Standard sparse autoencoders tend to learn “split dictionaries” in multimodal embedding spaces, where features activate exclusively for a single modality, thereby disrupting cross-modal semantic alignment. To address this issue, this work proposes the first autoencoder framework that integrates group sparsity regularization with cross-modal random masking, explicitly promoting cross-modal consistency within multimodal embedding spaces such as those of CLIP or CLAP. The proposed approach effectively mitigates modality splitting, substantially reduces the occurrence of dead neurons, and enhances the semantic meaningfulness, cross-modal alignment, interpretability, and controllability of the learned features in multimodal tasks.

The Linear Representation Hypothesis asserts that the embeddings learned by neural networks can be understood as linear combinations of features corresponding to high-level concepts. Based on this ansatz, sparse autoencoders (SAEs) have recently become a popular method for decomposing embeddings into a sparse combination of linear directions, which have been shown empirically to often correspond to human-interpretable semantics. However, recent attempts to apply SAEs to multimodal embedding spaces (such as the popular CLIP embeddings for image/text data) have found that SAEs often learn"split dictionaries", where most of the learned sparse features are essentially unimodal, active only for data of a single modality. In this work, we study how to effectively adapt SAEs for the setting of multimodal embeddings while ensuring multimodal alignment. We first argue that the existence of a split dictionary decomposition on an aligned embedding space implies the existence of a non-split dictionary with improved modality alignment.
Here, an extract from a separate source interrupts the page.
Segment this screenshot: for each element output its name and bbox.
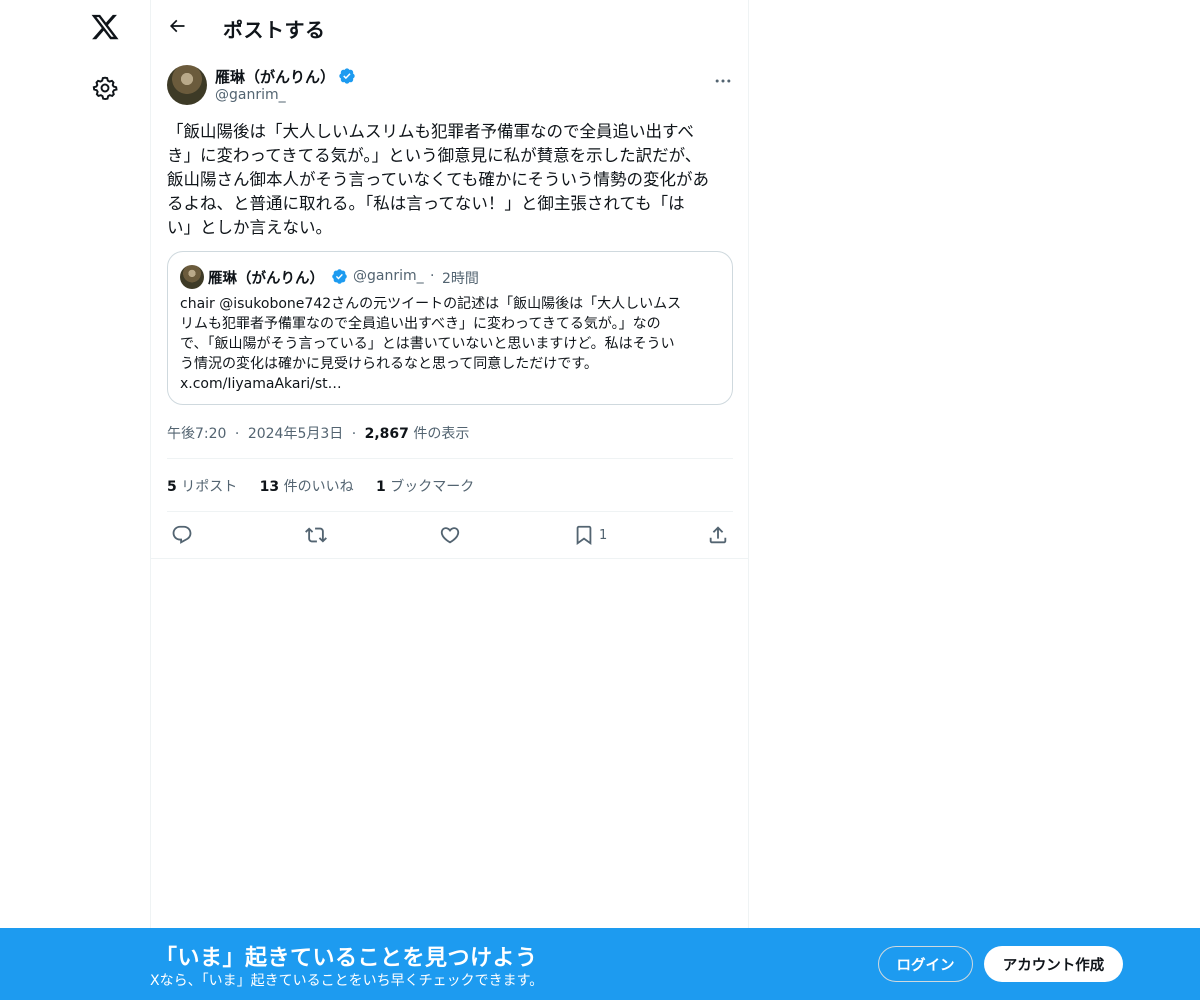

Then, we propose a new SAE-based approach to multimodal embedding decomposition using cross-modal random masking and group-sparse regularization. We apply our method to popular embeddings for image/text (CLIP) and audio/text (CLAP) data and show that, compared to standard SAEs, our approach learns a more multimodal dictionary while reducing the number of dead neurons and improving feature semanticity. We finally demonstrate how this improvement in alignment of concepts between modalities can enable improvements in the interpretability and control of cross-modal tasks.